Summary: is unsigned (i >= 0) always true?
Message-ID: <12981@cbnewsd.ATT.COM>
Date: 31 Jan 90 18:47:19 GMT
References: <2033@crdos1.crd.ge.COM> <572@idacrd.UUCP> <28941@amdcad.AMD.COM> <15793@haddock.ima.isc.com>
Organization: AT&T Bell Laboratories
Lines: 28

One of my "favorite" bugs is
	unsigned	i;
	...
	while(i >= 0) {......}

You can wait a long time for this to terminate....

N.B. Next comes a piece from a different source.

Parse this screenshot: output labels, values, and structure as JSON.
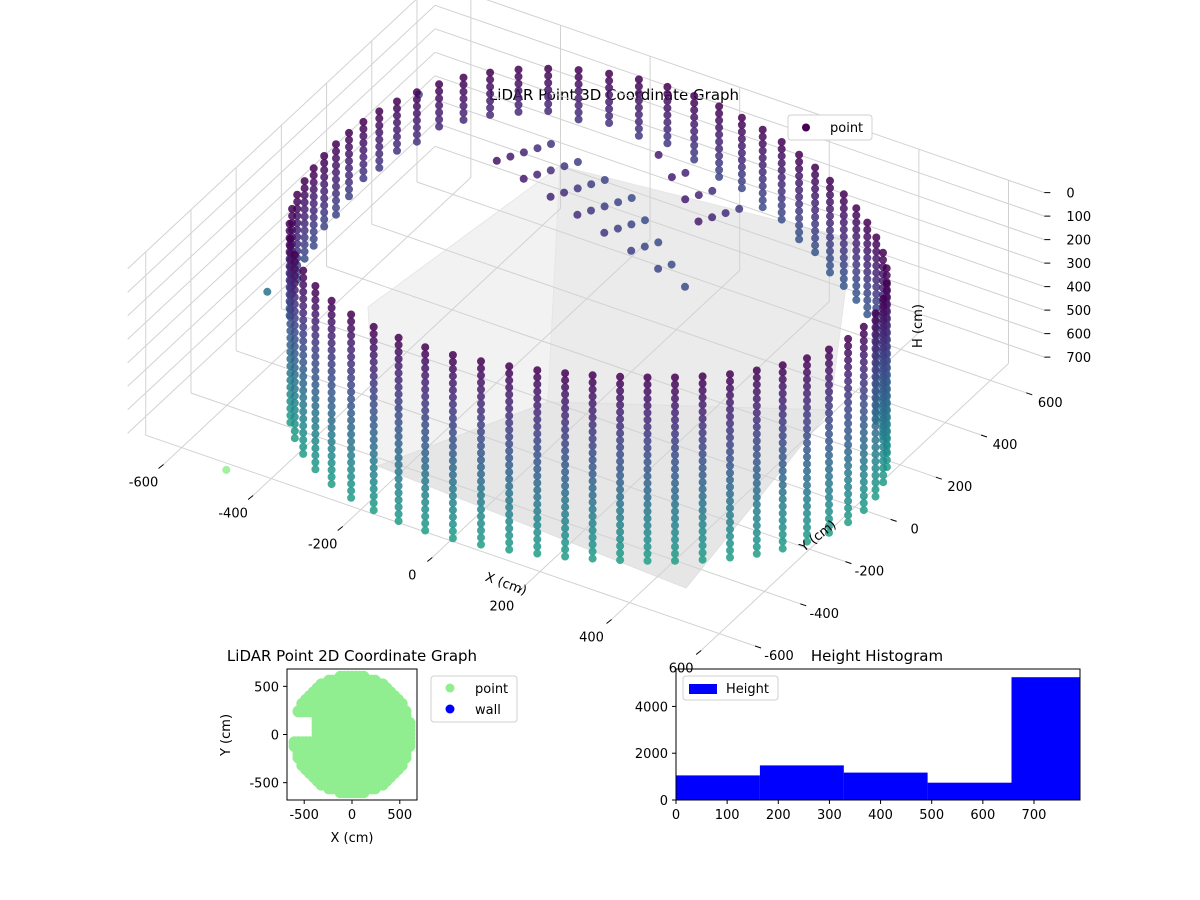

My question is whether (i >= 0) is ALWAYS TRUE for unsigned i
in all dialects of C (including ANSI) and all hardware architectures,
or am I missing something?

I ask this partly because apparently ANSI has defined "overflow"
to require "change in sign", thus they can say with a straight face
that "unsigned ints never overflow".  I'd like to see their faces
when they try telling that to the hardware (remember that?)
that generates interrupts on overflow.
Seriously, unsigned declarations just control how the compiler
chooses conditional branch instructions when compiling |>| etc.
("higher" versus "greater"), so it's too late to call off
hardware overflow interrupts after a subtraction.

Or does ANSI require that such interrupts be disabled before
executing unsigned comparisons, and re-enabled beofre the next signed
one?
-- 
Mike Knudsen  knudsen@ihlpl.att.com   (708)-713-5134
"Round and round the while() loop goes;
        Whether it stops," Turing says, "no one knows."